Frieda hat El Morro gerade mit Ioannis Vazelios besucht, fasziniert wie alle Touristen von jener „steinernen Festung, die die Spanier einst erbauten, um holländische und britische Piraten davon abzuhalten, Land und Schätze an sich zu reißen“. Hier will Ioannis jemanden treffen, der ihm „brandheiße Informationen“ versprochen hat.
Brandheiß sind die Informationen, die Frieda ihrerseits recherchiert hat, zwar nicht, aber interessant. Sie war am Rio Yumuri, wo einst die Taínos lebten, die Ureinwohner Kubas. Die Taínos wurden von den Spaniern ausgerottet, erfährt sie, oder sie brachten sich selbst um, „weil sie nicht als Sklaven in den Silberbergwerken schuften wollten“.
Willys Americar
Hier, am Rio Yumuri, liegt auch die Krokodilfarm von Léon, die Frieda nur aufsucht, um nach Ioannis Vazelios zu forschen. Denn Léon ist einer seiner guten Bekannten – und Ioannis spurlos verschwunden.
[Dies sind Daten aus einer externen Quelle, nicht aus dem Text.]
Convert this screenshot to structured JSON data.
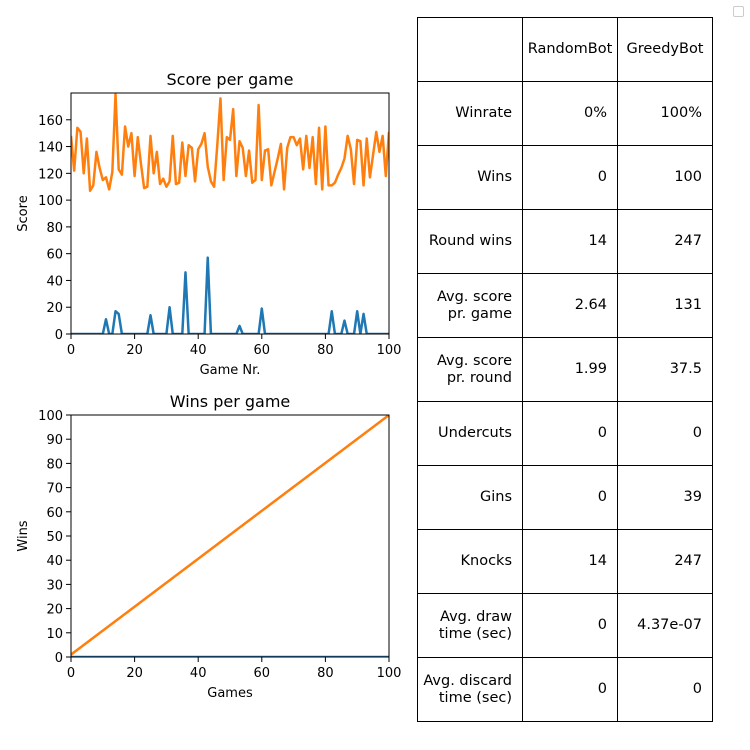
{
  "chart_data": [
    {
      "type": "line",
      "title": "Score per game",
      "xlabel": "Game Nr.",
      "ylabel": "Score",
      "xlim": [
        0,
        100
      ],
      "ylim": [
        0,
        180
      ],
      "xticks": [
        0,
        20,
        40,
        60,
        80,
        100
      ],
      "yticks": [
        0,
        20,
        40,
        60,
        80,
        100,
        120,
        140,
        160
      ],
      "grid": false,
      "series": [
        {
          "color": "#1f77b4",
          "x": [
            0,
            10,
            11,
            12,
            13,
            14,
            15,
            16,
            24,
            25,
            26,
            30,
            31,
            32,
            35,
            36,
            37,
            42,
            43,
            44,
            52,
            53,
            54,
            59,
            60,
            61,
            81,
            82,
            83,
            84,
            85,
            86,
            87,
            89,
            90,
            91,
            92,
            93,
            94,
            100
          ],
          "y": [
            0,
            0,
            11,
            0,
            0,
            17,
            15,
            0,
            0,
            14,
            0,
            0,
            20,
            0,
            0,
            46,
            0,
            0,
            57,
            0,
            0,
            6,
            0,
            0,
            19,
            0,
            0,
            17,
            0,
            0,
            0,
            10,
            0,
            0,
            17,
            0,
            15,
            0,
            0,
            0
          ]
        },
        {
          "color": "#ff7f0e",
          "x": [
            0,
            1,
            2,
            3,
            4,
            5,
            6,
            7,
            8,
            9,
            10,
            11,
            12,
            13,
            14,
            15,
            16,
            17,
            18,
            19,
            20,
            21,
            22,
            23,
            24,
            25,
            26,
            27,
            28,
            29,
            30,
            31,
            32,
            33,
            34,
            35,
            36,
            37,
            38,
            39,
            40,
            41,
            42,
            43,
            44,
            45,
            46,
            47,
            48,
            49,
            50,
            51,
            52,
            53,
            54,
            55,
            56,
            57,
            58,
            59,
            60,
            61,
            62,
            63,
            64,
            65,
            66,
            67,
            68,
            69,
            70,
            71,
            72,
            73,
            74,
            75,
            76,
            77,
            78,
            79,
            80,
            81,
            82,
            83,
            84,
            85,
            86,
            87,
            88,
            89,
            90,
            91,
            92,
            93,
            94,
            95,
            96,
            97,
            98,
            99,
            100
          ],
          "y": [
            148,
            122,
            154,
            151,
            120,
            146,
            107,
            111,
            136,
            124,
            115,
            117,
            108,
            121,
            179,
            123,
            119,
            155,
            140,
            150,
            118,
            147,
            127,
            109,
            110,
            148,
            120,
            136,
            112,
            116,
            110,
            114,
            148,
            112,
            113,
            143,
            118,
            141,
            139,
            114,
            138,
            142,
            150,
            125,
            114,
            110,
            141,
            176,
            115,
            147,
            145,
            168,
            118,
            144,
            139,
            118,
            137,
            113,
            115,
            171,
            115,
            137,
            138,
            111,
            121,
            131,
            142,
            108,
            139,
            147,
            147,
            141,
            146,
            123,
            148,
            124,
            147,
            112,
            154,
            108,
            155,
            111,
            111,
            113,
            119,
            124,
            131,
            148,
            138,
            112,
            145,
            144,
            111,
            146,
            117,
            134,
            151,
            136,
            148,
            118,
            151
          ]
        }
      ]
    },
    {
      "type": "line",
      "title": "Wins per game",
      "xlabel": "Games",
      "ylabel": "Wins",
      "xlim": [
        0,
        100
      ],
      "ylim": [
        0,
        100
      ],
      "xticks": [
        0,
        20,
        40,
        60,
        80,
        100
      ],
      "yticks": [
        0,
        10,
        20,
        30,
        40,
        50,
        60,
        70,
        80,
        90,
        100
      ],
      "grid": false,
      "series": [
        {
          "color": "#1f77b4",
          "x": [
            0,
            100
          ],
          "y": [
            0,
            0
          ]
        },
        {
          "color": "#ff7f0e",
          "x": [
            0,
            100
          ],
          "y": [
            1,
            100
          ]
        }
      ]
    },
    {
      "type": "table",
      "columns": [
        "",
        "RandomBot",
        "GreedyBot"
      ],
      "rows": [
        [
          "Winrate",
          "0%",
          "100%"
        ],
        [
          "Wins",
          "0",
          "100"
        ],
        [
          "Round wins",
          "14",
          "247"
        ],
        [
          "Avg. score\npr. game",
          "2.64",
          "131"
        ],
        [
          "Avg. score\npr. round",
          "1.99",
          "37.5"
        ],
        [
          "Undercuts",
          "0",
          "0"
        ],
        [
          "Gins",
          "0",
          "39"
        ],
        [
          "Knocks",
          "14",
          "247"
        ],
        [
          "Avg. draw\ntime (sec)",
          "0",
          "4.37e-07"
        ],
        [
          "Avg. discard\ntime (sec)",
          "0",
          "0"
        ]
      ]
    }
  ]
}
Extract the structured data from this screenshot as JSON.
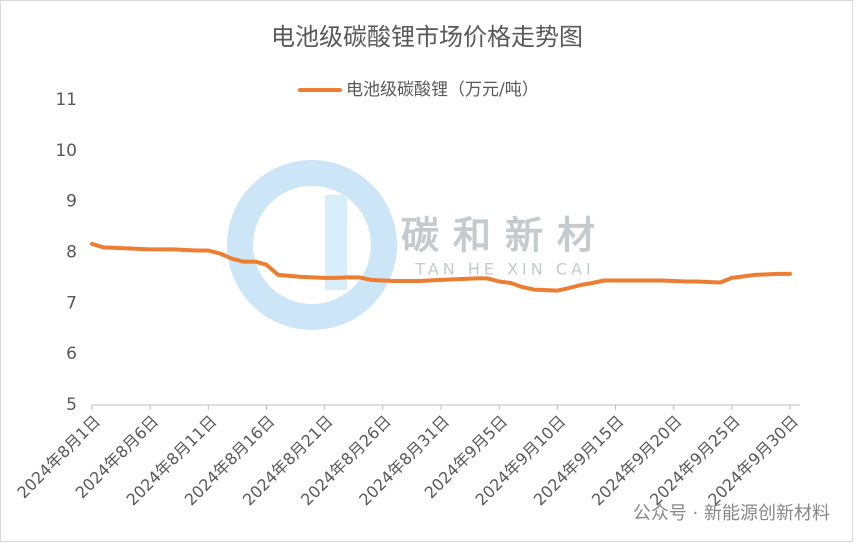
{
  "chart_data": {
    "type": "line",
    "title": "电池级碳酸锂市场价格走势图",
    "categories": [
      "2024年8月1日",
      null,
      null,
      null,
      null,
      "2024年8月6日",
      null,
      null,
      null,
      null,
      "2024年8月11日",
      null,
      null,
      null,
      null,
      "2024年8月16日",
      null,
      null,
      null,
      null,
      "2024年8月21日",
      null,
      null,
      null,
      null,
      "2024年8月26日",
      null,
      null,
      null,
      null,
      "2024年8月31日",
      null,
      null,
      null,
      null,
      "2024年9月5日",
      null,
      null,
      null,
      null,
      "2024年9月10日",
      null,
      null,
      null,
      null,
      "2024年9月15日",
      null,
      null,
      null,
      null,
      "2024年9月20日",
      null,
      null,
      null,
      null,
      "2024年9月25日",
      null,
      null,
      null,
      null,
      "2024年9月30日"
    ],
    "series": [
      {
        "name": "电池级碳酸锂（万元/吨）",
        "color": "#ed7d31",
        "values": [
          8.17,
          8.1,
          8.09,
          8.08,
          8.07,
          8.06,
          8.06,
          8.06,
          8.05,
          8.04,
          8.04,
          7.98,
          7.88,
          7.82,
          7.82,
          7.76,
          7.56,
          7.54,
          7.52,
          7.51,
          7.5,
          7.5,
          7.51,
          7.51,
          7.46,
          7.45,
          7.44,
          7.44,
          7.44,
          7.45,
          7.46,
          7.47,
          7.48,
          7.49,
          7.49,
          7.43,
          7.4,
          7.32,
          7.27,
          7.26,
          7.25,
          7.3,
          7.36,
          7.4,
          7.45,
          7.45,
          7.45,
          7.45,
          7.45,
          7.45,
          7.44,
          7.43,
          7.43,
          7.42,
          7.41,
          7.5,
          7.53,
          7.56,
          7.57,
          7.58,
          7.58
        ]
      }
    ],
    "ylim": [
      5,
      11
    ],
    "yticks": [
      5,
      6,
      7,
      8,
      9,
      10,
      11
    ],
    "grid": false,
    "legend": "top",
    "watermark": {
      "text": "碳和新材",
      "pinyin": "TAN HE XIN CAI"
    },
    "credit": "公众号 · 新能源创新材料"
  }
}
Das ist Frieda nicht geheuer, weil der Amerikaner doch bloß eine Stunde veranschlagt hat, um an seine „brandheißen Informationen“ zu kommen. Als Frieda eine seiner Sandalen und sein Handy findet, ist sie restlos alarmiert, zumal der Handy-Dieb ihr von einem Auto erzählt, in dem er den Journalisten gesehen habe. „Willys Americar sieht man nicht mehr oft auf der Straße. Vor sechzig Jahren, ja, da war die Marke recht beliebt. Vor allem unter Batistas Leuten. Weil man von außen nicht feststellen konnte, wer auf der hinteren Sitzbank saß. Beziehungsweise dort misshandelt wurde.“
Frieda ist allerdings nicht die einzige, die nach Ioannis Vazelios sucht. Denn da gibt es auch noch ein ungewöhnliches Duo: John Martin, offiziell Verbindungsoffizier an der amerikanischen Botschaft, inoffiziell erfahrener CIA-Agent, und Colonel Victor Morales, Oberst im kubanischen Geheimdienst. „Wäre es nicht eine besondere Ironie der Geschichte, sollte der Amerikaner Vazelios ausgerechnet in einem Americar verschleppt worden sein? Und das 75 Jahre nach dem Bau des Wagens und ein halbes Jahr nach dem Beginn von Obamas Öffnungspolitik gegenüber Kuba …“
Die beiden Agenten mit Sinn für Ironie verstehen sich prächtig. Und dann wird auch noch Frieda an Bord geholt. Ob es funktioniert hat mit der Ablenkung vom Schmerz um ihr totes Kind? Das wird sie in der Redaktion von „opinion“ wohl nicht verraten. Und wie ihre Reportage gelingt? Gespoilert wird nicht.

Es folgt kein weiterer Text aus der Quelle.